—C'est un type bien colonial.
—... Et par ces qualités, il plaît aux femmes. Le reste se devine. Un beau matin, Portalière fut nanti d'une sinécure désirable, à Paris, bien entendu. Les choses allèrent ainsi quelques mois. Puis Mme Dupont changea de journaliste, et la sinécure de locataire. Portalière, retombé au ruisseau, se plaignit avec des mots ingrats qui ressemblaient à des menaces.

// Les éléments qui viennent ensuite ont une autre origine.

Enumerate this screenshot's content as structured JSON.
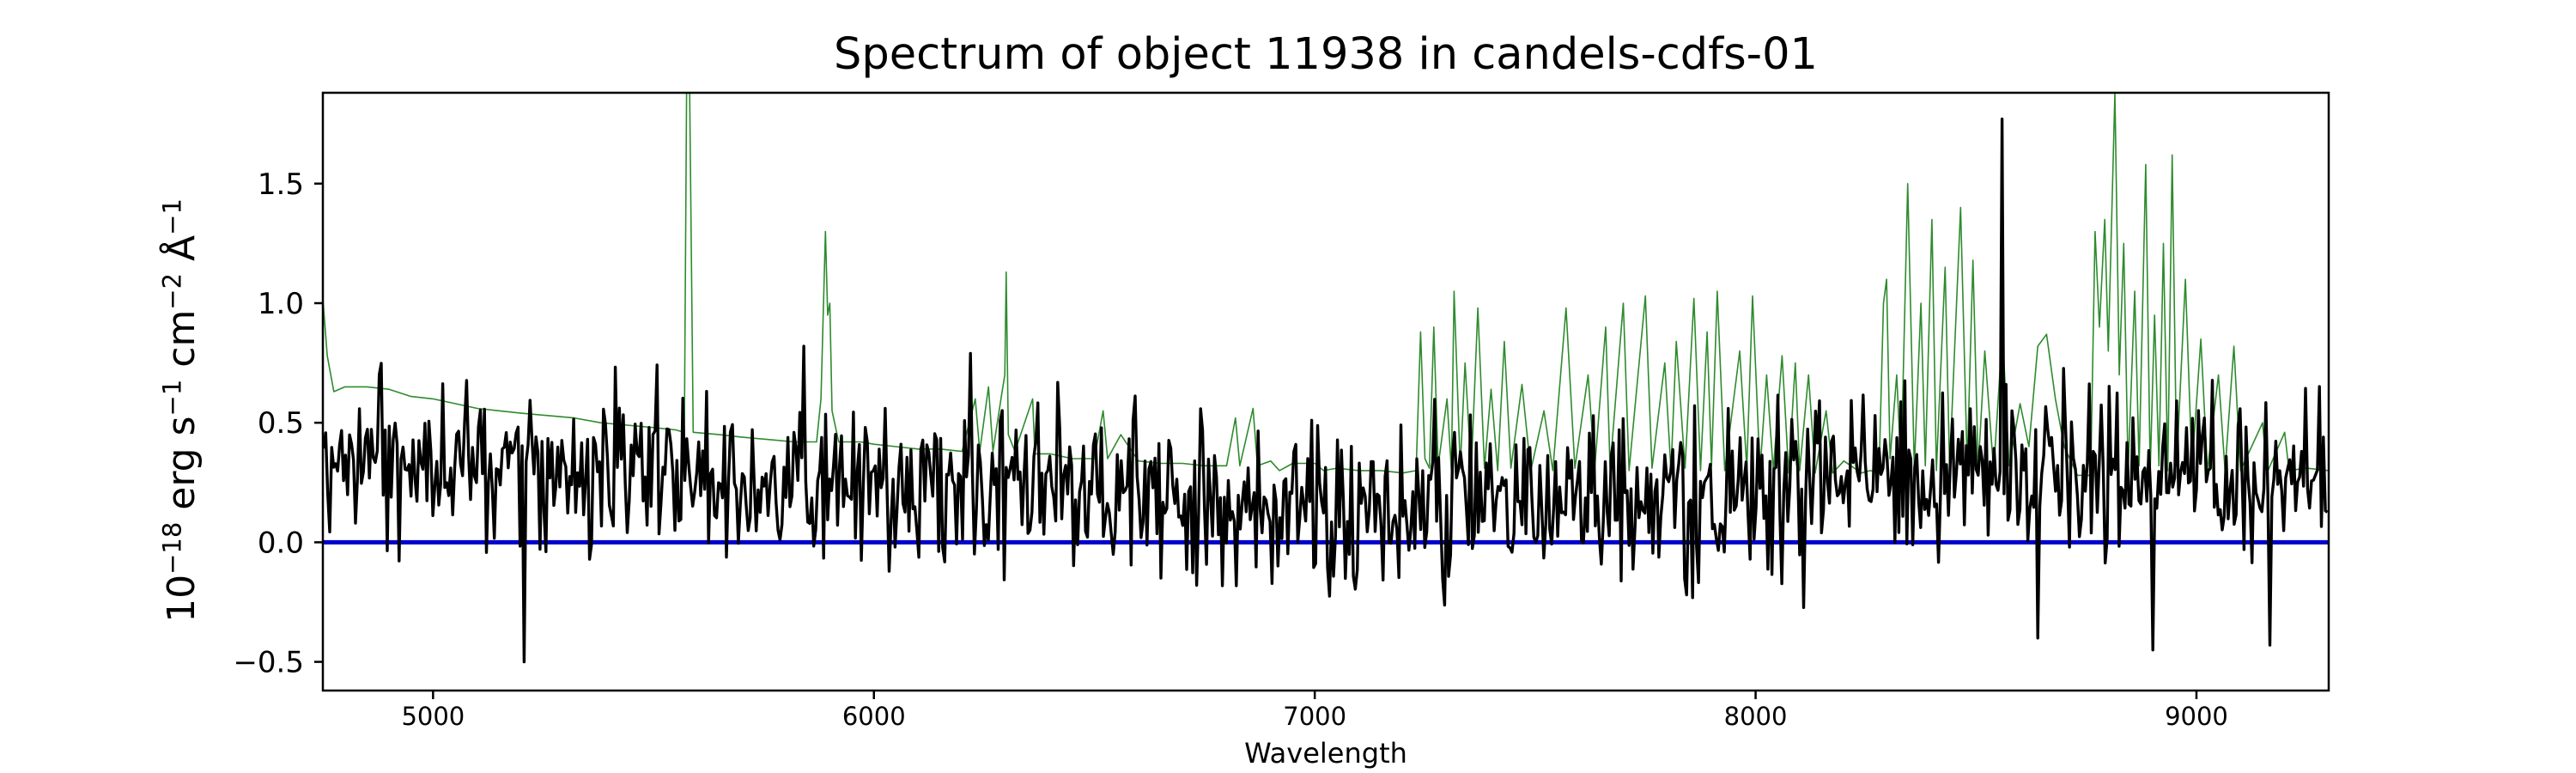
{
  "chart_data": {
    "type": "line",
    "title": "Spectrum of object 11938 in candels-cdfs-01",
    "xlabel": "Wavelength",
    "ylabel_base": "10",
    "ylabel_parts": [
      {
        "text": "−18",
        "sup": true
      },
      {
        "text": " erg s",
        "sup": false
      },
      {
        "text": "−1",
        "sup": true
      },
      {
        "text": " cm",
        "sup": false
      },
      {
        "text": "−2",
        "sup": true
      },
      {
        "text": " Å",
        "sup": false
      },
      {
        "text": "−1",
        "sup": true
      }
    ],
    "xlim": [
      4750,
      9300
    ],
    "ylim": [
      -0.62,
      1.88
    ],
    "xticks": [
      5000,
      6000,
      7000,
      8000,
      9000
    ],
    "xtick_labels": [
      "5000",
      "6000",
      "7000",
      "8000",
      "9000"
    ],
    "yticks": [
      -0.5,
      0.0,
      0.5,
      1.0,
      1.5
    ],
    "ytick_labels": [
      "−0.5",
      "0.0",
      "0.5",
      "1.0",
      "1.5"
    ],
    "grid": false,
    "legend": "none",
    "series": [
      {
        "role": "model",
        "color": "#2e8b2e",
        "width": 1.6,
        "points": [
          [
            4750,
            1.02
          ],
          [
            4760,
            0.78
          ],
          [
            4775,
            0.63
          ],
          [
            4800,
            0.65
          ],
          [
            4850,
            0.65
          ],
          [
            4900,
            0.64
          ],
          [
            4950,
            0.61
          ],
          [
            5000,
            0.6
          ],
          [
            5050,
            0.58
          ],
          [
            5100,
            0.56
          ],
          [
            5150,
            0.55
          ],
          [
            5200,
            0.54
          ],
          [
            5260,
            0.53
          ],
          [
            5320,
            0.52
          ],
          [
            5380,
            0.5
          ],
          [
            5440,
            0.49
          ],
          [
            5500,
            0.48
          ],
          [
            5550,
            0.47
          ],
          [
            5570,
            0.46
          ],
          [
            5575,
            1.88
          ],
          [
            5582,
            1.88
          ],
          [
            5590,
            0.46
          ],
          [
            5650,
            0.45
          ],
          [
            5700,
            0.44
          ],
          [
            5760,
            0.43
          ],
          [
            5820,
            0.42
          ],
          [
            5870,
            0.42
          ],
          [
            5880,
            0.6
          ],
          [
            5890,
            1.3
          ],
          [
            5895,
            0.95
          ],
          [
            5900,
            1.0
          ],
          [
            5905,
            0.55
          ],
          [
            5920,
            0.42
          ],
          [
            5970,
            0.42
          ],
          [
            6000,
            0.41
          ],
          [
            6050,
            0.4
          ],
          [
            6100,
            0.39
          ],
          [
            6150,
            0.39
          ],
          [
            6200,
            0.38
          ],
          [
            6230,
            0.6
          ],
          [
            6240,
            0.38
          ],
          [
            6260,
            0.65
          ],
          [
            6270,
            0.38
          ],
          [
            6290,
            0.62
          ],
          [
            6297,
            0.7
          ],
          [
            6300,
            1.13
          ],
          [
            6305,
            0.45
          ],
          [
            6320,
            0.38
          ],
          [
            6360,
            0.6
          ],
          [
            6365,
            0.37
          ],
          [
            6400,
            0.37
          ],
          [
            6450,
            0.35
          ],
          [
            6500,
            0.35
          ],
          [
            6520,
            0.55
          ],
          [
            6530,
            0.35
          ],
          [
            6560,
            0.45
          ],
          [
            6600,
            0.34
          ],
          [
            6650,
            0.33
          ],
          [
            6700,
            0.33
          ],
          [
            6750,
            0.32
          ],
          [
            6800,
            0.32
          ],
          [
            6820,
            0.52
          ],
          [
            6830,
            0.32
          ],
          [
            6860,
            0.56
          ],
          [
            6870,
            0.32
          ],
          [
            6900,
            0.34
          ],
          [
            6920,
            0.3
          ],
          [
            6950,
            0.33
          ],
          [
            7000,
            0.33
          ],
          [
            7020,
            0.3
          ],
          [
            7050,
            0.31
          ],
          [
            7100,
            0.3
          ],
          [
            7150,
            0.3
          ],
          [
            7200,
            0.29
          ],
          [
            7230,
            0.3
          ],
          [
            7240,
            0.88
          ],
          [
            7250,
            0.35
          ],
          [
            7260,
            0.31
          ],
          [
            7270,
            0.9
          ],
          [
            7280,
            0.32
          ],
          [
            7300,
            0.6
          ],
          [
            7310,
            0.3
          ],
          [
            7316,
            1.05
          ],
          [
            7330,
            0.31
          ],
          [
            7341,
            0.75
          ],
          [
            7355,
            0.3
          ],
          [
            7370,
            0.98
          ],
          [
            7385,
            0.31
          ],
          [
            7400,
            0.64
          ],
          [
            7415,
            0.3
          ],
          [
            7430,
            0.84
          ],
          [
            7445,
            0.31
          ],
          [
            7470,
            0.66
          ],
          [
            7490,
            0.3
          ],
          [
            7520,
            0.55
          ],
          [
            7540,
            0.3
          ],
          [
            7570,
            0.98
          ],
          [
            7590,
            0.31
          ],
          [
            7620,
            0.7
          ],
          [
            7635,
            0.31
          ],
          [
            7660,
            0.9
          ],
          [
            7670,
            0.31
          ],
          [
            7700,
            1.0
          ],
          [
            7713,
            0.3
          ],
          [
            7750,
            1.03
          ],
          [
            7765,
            0.31
          ],
          [
            7794,
            0.75
          ],
          [
            7808,
            0.3
          ],
          [
            7820,
            0.84
          ],
          [
            7840,
            0.31
          ],
          [
            7860,
            1.02
          ],
          [
            7875,
            0.3
          ],
          [
            7890,
            0.88
          ],
          [
            7900,
            0.32
          ],
          [
            7913,
            1.05
          ],
          [
            7930,
            0.3
          ],
          [
            7964,
            0.8
          ],
          [
            7980,
            0.31
          ],
          [
            7993,
            1.03
          ],
          [
            8010,
            0.3
          ],
          [
            8025,
            0.7
          ],
          [
            8040,
            0.3
          ],
          [
            8060,
            0.78
          ],
          [
            8075,
            0.29
          ],
          [
            8090,
            0.75
          ],
          [
            8100,
            0.3
          ],
          [
            8120,
            0.7
          ],
          [
            8135,
            0.29
          ],
          [
            8160,
            0.55
          ],
          [
            8175,
            0.29
          ],
          [
            8200,
            0.34
          ],
          [
            8240,
            0.29
          ],
          [
            8260,
            0.3
          ],
          [
            8280,
            0.29
          ],
          [
            8290,
            1.0
          ],
          [
            8297,
            1.1
          ],
          [
            8305,
            0.35
          ],
          [
            8320,
            0.7
          ],
          [
            8330,
            0.31
          ],
          [
            8345,
            1.5
          ],
          [
            8360,
            0.31
          ],
          [
            8375,
            1.0
          ],
          [
            8385,
            0.32
          ],
          [
            8400,
            1.35
          ],
          [
            8410,
            0.3
          ],
          [
            8430,
            1.15
          ],
          [
            8440,
            0.31
          ],
          [
            8465,
            1.4
          ],
          [
            8480,
            0.32
          ],
          [
            8493,
            1.18
          ],
          [
            8505,
            0.31
          ],
          [
            8520,
            0.8
          ],
          [
            8540,
            0.3
          ],
          [
            8560,
            0.88
          ],
          [
            8575,
            0.32
          ],
          [
            8600,
            0.58
          ],
          [
            8620,
            0.4
          ],
          [
            8640,
            0.82
          ],
          [
            8660,
            0.87
          ],
          [
            8680,
            0.6
          ],
          [
            8700,
            0.4
          ],
          [
            8730,
            0.28
          ],
          [
            8760,
            0.28
          ],
          [
            8770,
            1.3
          ],
          [
            8780,
            0.9
          ],
          [
            8792,
            1.35
          ],
          [
            8800,
            0.8
          ],
          [
            8815,
            1.88
          ],
          [
            8825,
            0.7
          ],
          [
            8835,
            1.25
          ],
          [
            8845,
            0.3
          ],
          [
            8860,
            1.05
          ],
          [
            8870,
            0.32
          ],
          [
            8885,
            1.58
          ],
          [
            8895,
            0.3
          ],
          [
            8905,
            0.95
          ],
          [
            8915,
            0.32
          ],
          [
            8925,
            1.25
          ],
          [
            8935,
            0.3
          ],
          [
            8945,
            1.62
          ],
          [
            8955,
            0.32
          ],
          [
            8975,
            1.1
          ],
          [
            8990,
            0.31
          ],
          [
            9010,
            0.85
          ],
          [
            9025,
            0.3
          ],
          [
            9050,
            0.7
          ],
          [
            9065,
            0.3
          ],
          [
            9085,
            0.82
          ],
          [
            9100,
            0.3
          ],
          [
            9150,
            0.5
          ],
          [
            9160,
            0.29
          ],
          [
            9200,
            0.46
          ],
          [
            9210,
            0.3
          ],
          [
            9250,
            0.31
          ],
          [
            9300,
            0.3
          ]
        ]
      },
      {
        "role": "zero-line",
        "color": "#0000cc",
        "width": 5,
        "points": [
          [
            4750,
            0.0
          ],
          [
            9300,
            0.0
          ]
        ]
      },
      {
        "role": "spectrum",
        "color": "#000000",
        "width": 3.4,
        "generator": {
          "seed": 11938,
          "xstart": 4752,
          "xend": 9298,
          "step": 4.5,
          "baseline": [
            [
              4750,
              0.28
            ],
            [
              5000,
              0.3
            ],
            [
              6000,
              0.26
            ],
            [
              6500,
              0.2
            ],
            [
              6800,
              0.15
            ],
            [
              7000,
              0.16
            ],
            [
              8000,
              0.18
            ],
            [
              8300,
              0.25
            ],
            [
              9000,
              0.3
            ],
            [
              9300,
              0.3
            ]
          ],
          "amplitude": 0.17,
          "features": [
            [
              5208,
              -0.5
            ],
            [
              5840,
              0.82
            ],
            [
              6220,
              0.79
            ],
            [
              8560,
              1.77
            ],
            [
              8640,
              -0.4
            ],
            [
              8900,
              -0.45
            ],
            [
              9165,
              -0.43
            ]
          ]
        }
      }
    ]
  }
}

—Il se souvenait de son ancien journal.
—Probablement. Dupont, qui déteste le fracas, résolut d'exiler amiablement son protégé d'antan. Le pavillon de Flore n'est pas loin de la place Vendôme, Dupont alla trouver Dubois et lui tint ce langage.—«J'ai un imbécile à caser. Avez-vous un coin convenable? lointain, j'aimerais mieux.—Parbleu! dit Dubois. Amenez-moi votre imbécile.» On amena Portalière qui émit des prétentions.—«Que savez-vous? demanda Dubois.—Un peu de tout.—C'est-à-dire rien. Bachelier?—Non.—Parfait. Je vous offre une place de commis, commis des services civils de l'Indo-Chine. Ça vous va, j'espère?—Guère, dit Portalière dédaigneusement. Commis! Peuh! vous n'avez pas mieux?—Vous êtes dégoûté! Enfin, pour obliger Dupont.... Voulez-vous gagner six mille francs dans un beau pays bien sain?—Où?—En Annam.—L'Annam en Afrique?—Oui.—Six mille.... Je ne dis pas non ... six mille pour commencer? Qu'est-ce que je serai?—Chancelier de résidence.» Immédiatement, la figure de Portalière s'épanouit.—«Chancelier? dit-il. Ça, j'accepte. Quelque chose dans le genre de Bismarck?»

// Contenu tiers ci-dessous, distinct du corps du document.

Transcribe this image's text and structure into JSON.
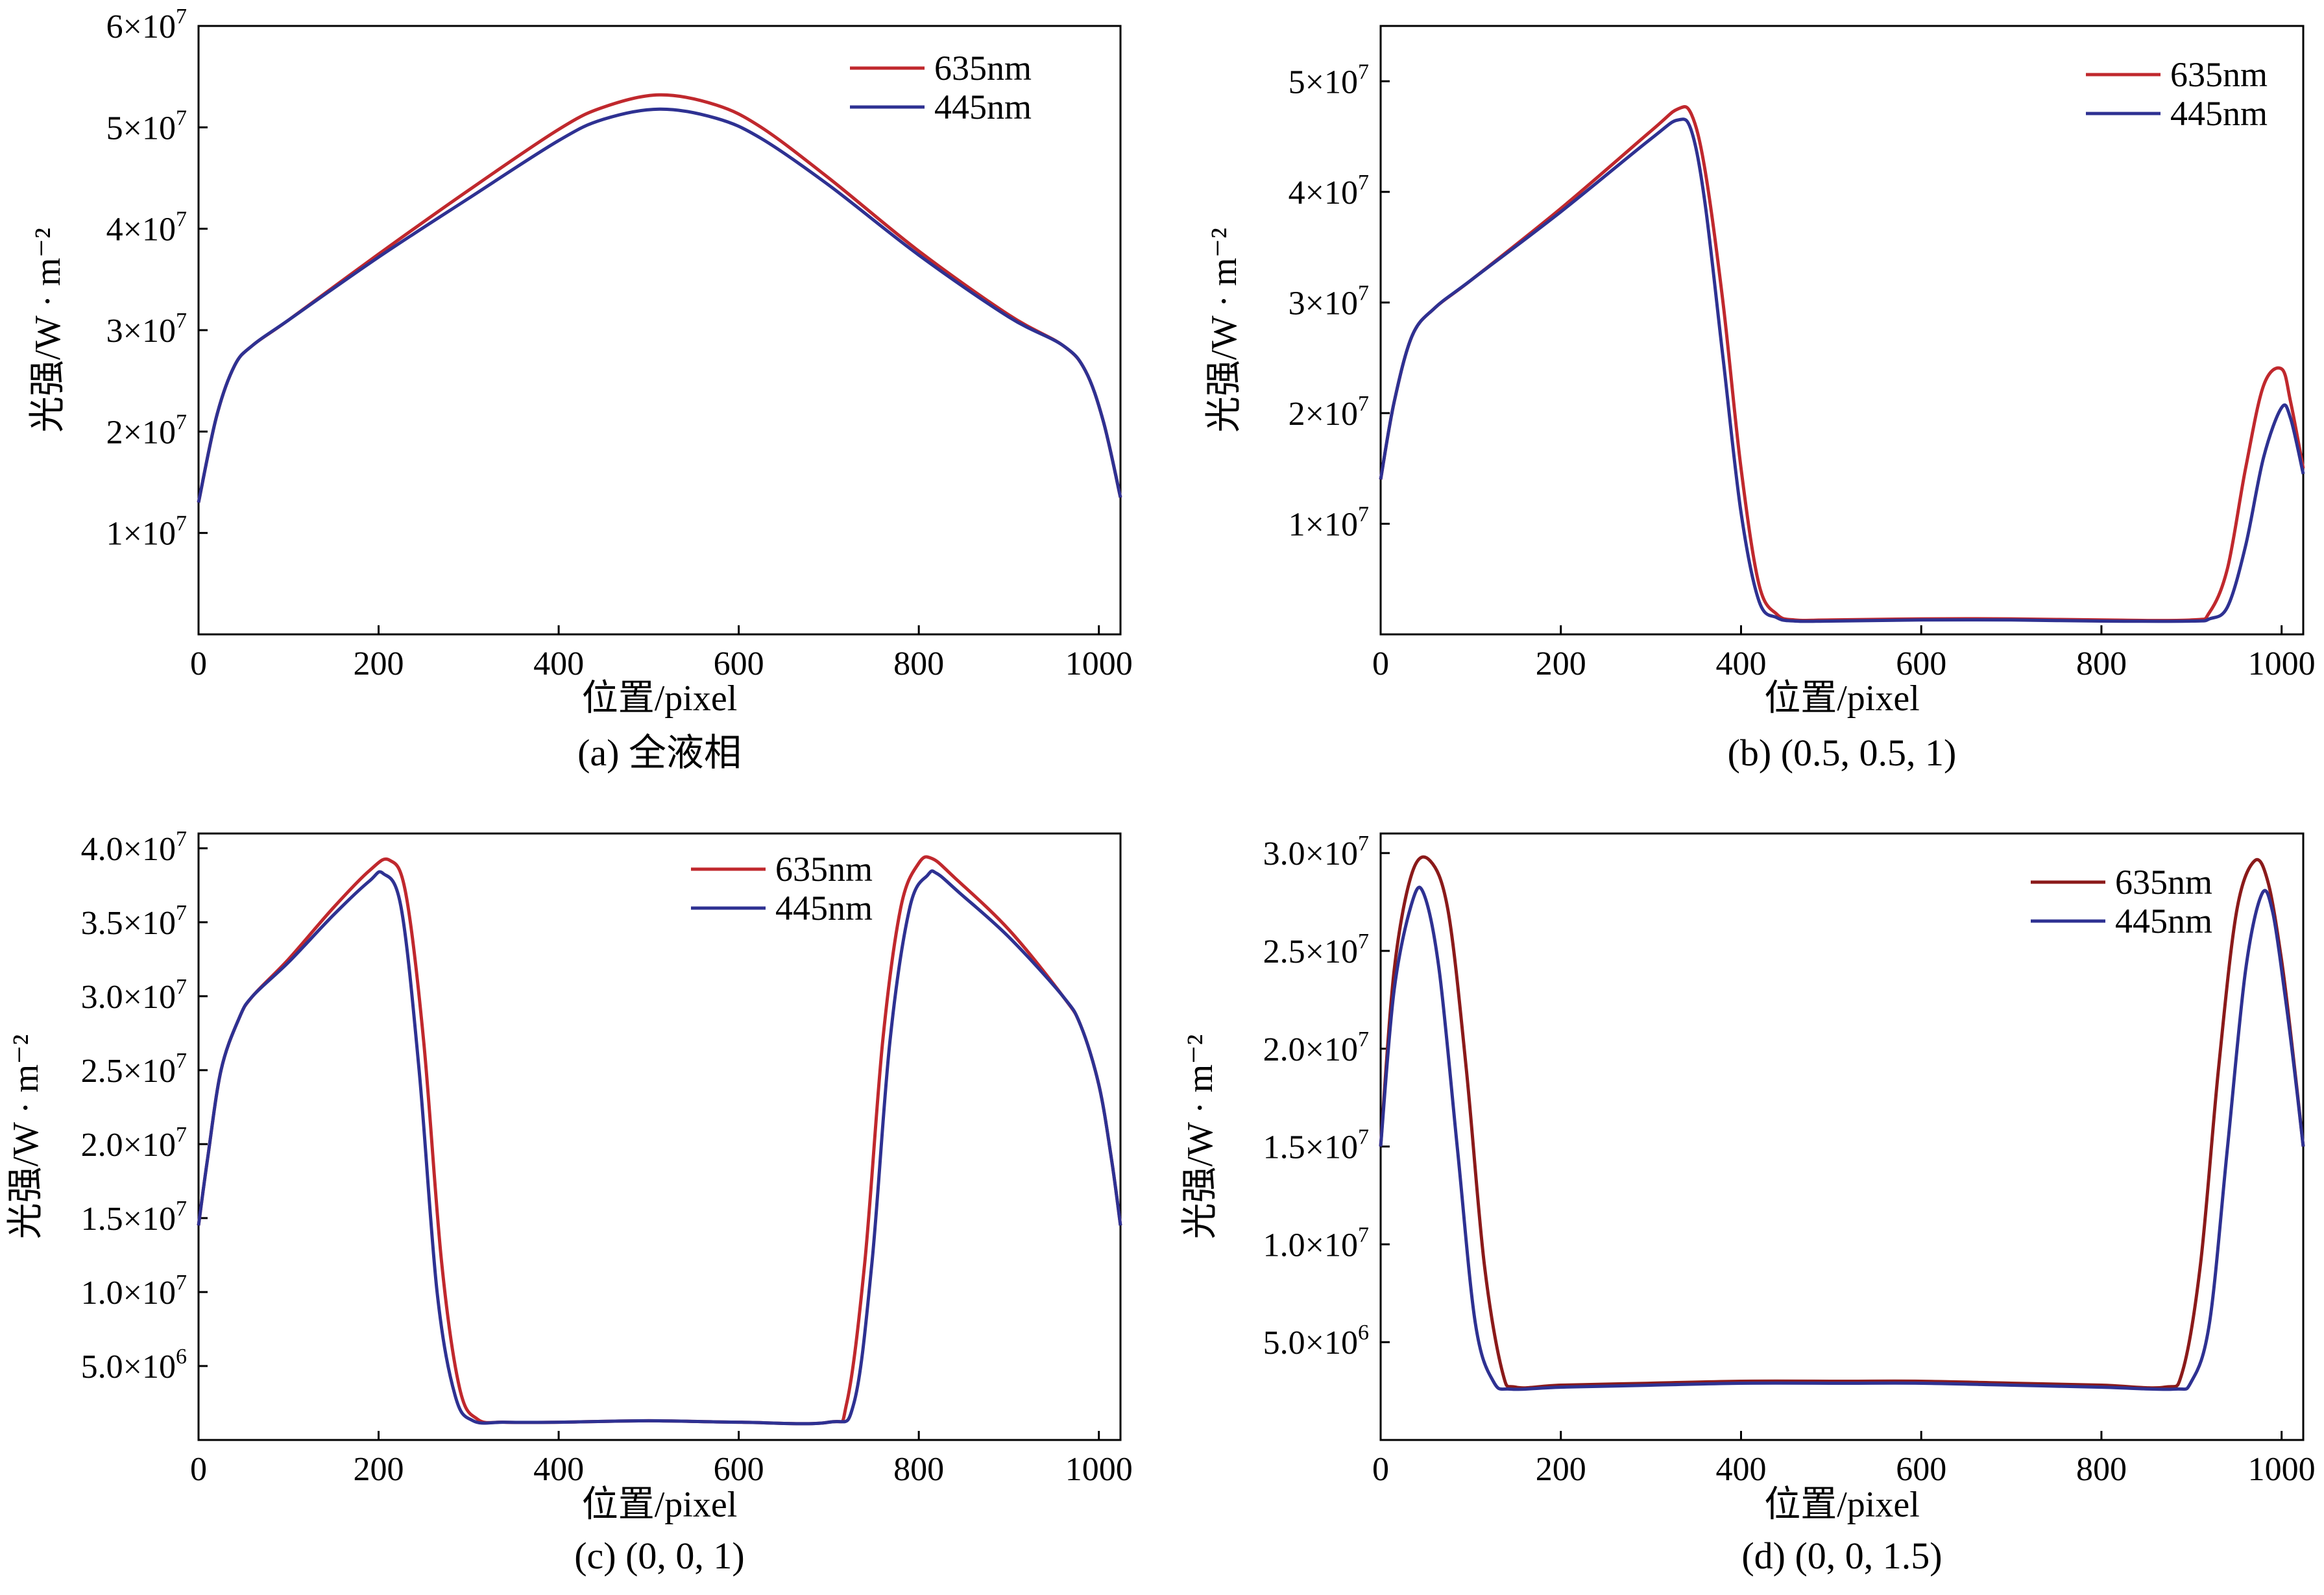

Le gouverneur ne daigne pas rire.
—«C'est bien naturel. Voilà nos aspirants coloniaux;—pourris, et ignares davantage;—prêts d'ailleurs en toutes circonstances à jouer les Napoléon au pied levé. Ils arrivent à Saïgon viciés déjà, tarés souvent; et la double influence du milieu anormal et du climat déprimant les complète et les achève. Promptement ils font litière de nos principes, tout en renchérissant sur nos préjugés; et bientôt, à l'inverse des gens de 1815, ils ont tout oublié, quoique n'ayant rien appris.—C'est un fumier humain.—Et peut-être vaut-il mieux qu'il en soit ainsi....
—Voilà du paradoxe?
—Eh non! Sur ces terres coloniales fraîchement retournées et labourées par le piétinement de toutes les races qui s'y heurtent, il vaut peut-être mieux qu'un fumier humain soit jeté, pour que, de la décomposition purulente des vieilles idées et des vieilles morales, naisse la moisson des civilisations futures.»

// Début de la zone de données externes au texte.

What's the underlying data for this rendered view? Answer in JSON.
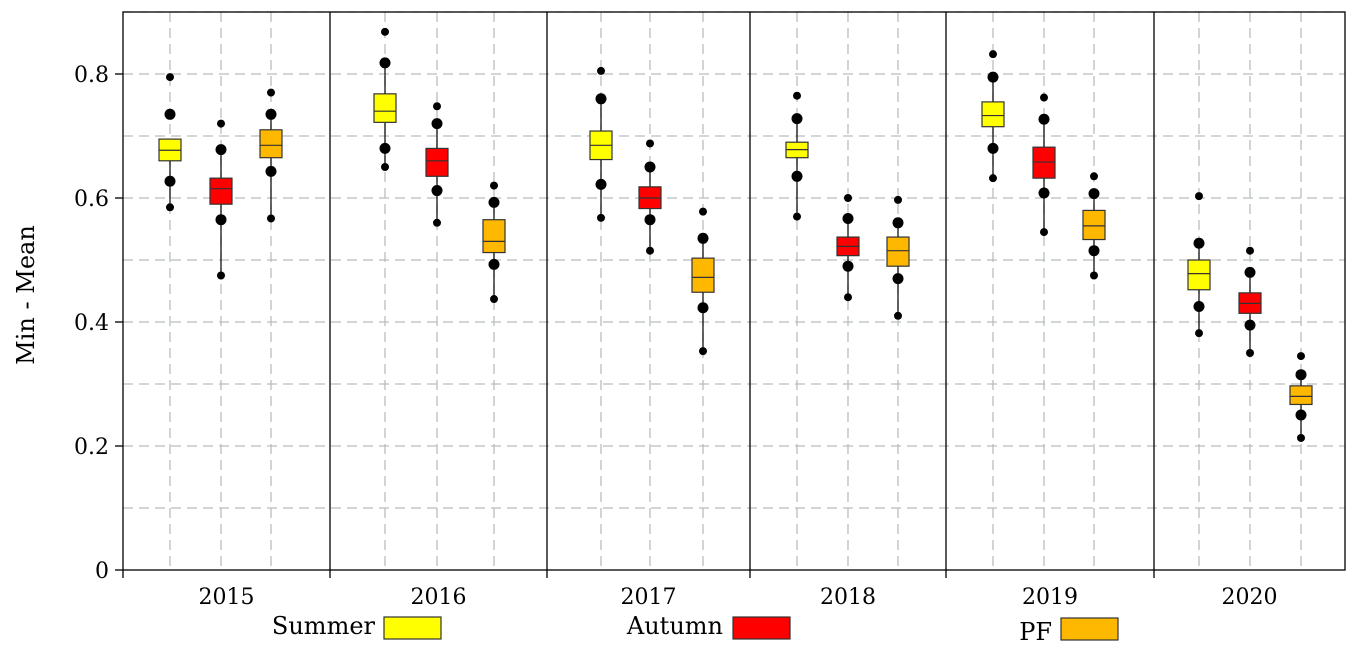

Dans un coin du salon, Fierce, d'une feuille de palmier emmanchée d'écaillé, évente Mlle Sylva qui boit son thé. Au mot civilisation, il lève la tête. Le gouverneur achève:
—«J'ai aperçu, parmi cette plèbe coloniale si méprisable, quelques individus supérieurs. A ceux-ci le milieu et le climat ont profité, et ils sont devenus comme les avant-coureurs de ces civilisations de demain. Ils vivent en marge de notre vie trop conventionnelle; ils en ont abjuré tous les fanatismes et toutes les religions; et s'ils acceptent d'observer notre code pénal, je crois bien que c'est par esprit de conciliation. L'éclosion de pareils hommes n'était possible que dans cette Indo-Chine à la fois très vieille et très neuve: il y fallait l'ambiance des philosophies aryenne, chinoise et malaise lentement usées les unes contre les autres; il y fallait la corruption d'une société en qui la morale d'Europe a fait faillite; il y fallait l'humidité brûlante de Saïgon, où tout fond au soleil et se dissout,—les énergies, les croyances, et le sens du bien et du mal! Ces hommes en avance sur notre siècle sont des civilisés. Nous, des barbares.»